Quote Originally Posted by Erpel
The first lesson seems to be a band-aid that seeks to slow the bleeding of chips through the TAGG cure-all - to ensure that you at least start any hand you play with better equity on average than the opponents.
The biggest leak any player can have is playing too many hands and to play them out of position. If we tighten up only to hands that ought to be played from all positions, and then add in hands for the LP seats, a noobie will quickly realize the game isn't hard. When the flop smacks them in the face, they're generally ahead and should bet. When they wiff the flop, look for weakness before attacking.
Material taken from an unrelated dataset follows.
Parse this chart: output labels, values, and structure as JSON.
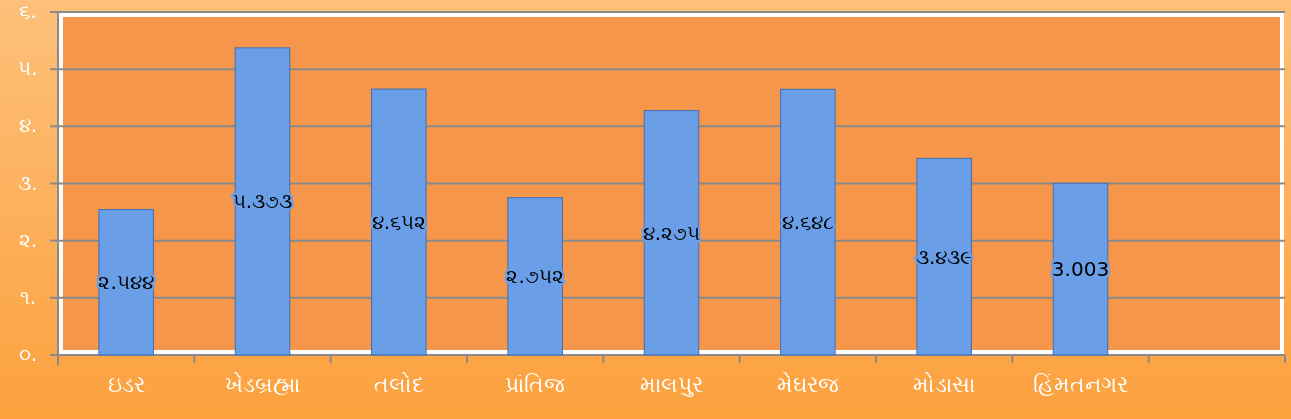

And they need to learn to start "feeling" the game, learning to scan the board and think and decide if they're likely ahead or not for turn and river.

Quote Originally Posted by Erpel
For a beginner post-flop section I would consider something like the following simpler to follow:
Understand how pot sized bets (heads-up) mean that the pot is 3 times bigger on the turn and 9 timers bigger on the river than it is on the flop and consider what that means for all betting decisions.
Try to play a pot that by the showdown contains:
Straight flush, quads, full house, straight, flush, sets: All of your stack
2 pair: Half your stack
1 pair: Between one fifth and one quarter of your stack.
High card (like A or K): A tenth of your stack
Every time you are faced with a decision (check/call/bet/raise/fold) consider if you are ahead or behind. If you think you are behind check or fold. If you think you are ahead call, bet or raise with a plan to put in as much of your stack at showdown as described above considering the strength of your hand - unless too much of your stack is already in, in which case you have to fold (and you'd have to be very sure of your opponent bluffing to do otherwise). If you are in doubt and cannot tell if you are ahead or behind: Fold every time.
I'll summarize: Big hand, big pot. Small hand, small pot. At 10nl, I'm pretty much willing to stack off with 2 pair, probably 70% of the time.

And it also matters how the chips go in. I'm much happier to play for two-thirds of my chips when I was the one leading out with bets on every street, even with TPTK. I'm pretty unhappy playing for 2/3's of my stack with TPTK when I've had to call a couple bets to get there.

Quote Originally Posted by Erpel
This all said, I'll skip the rest of lesson 1 and start wrapping my head around lesson 2.
Thanks for all your thoughts on this - I appreciate them. Good luck with the rest of it.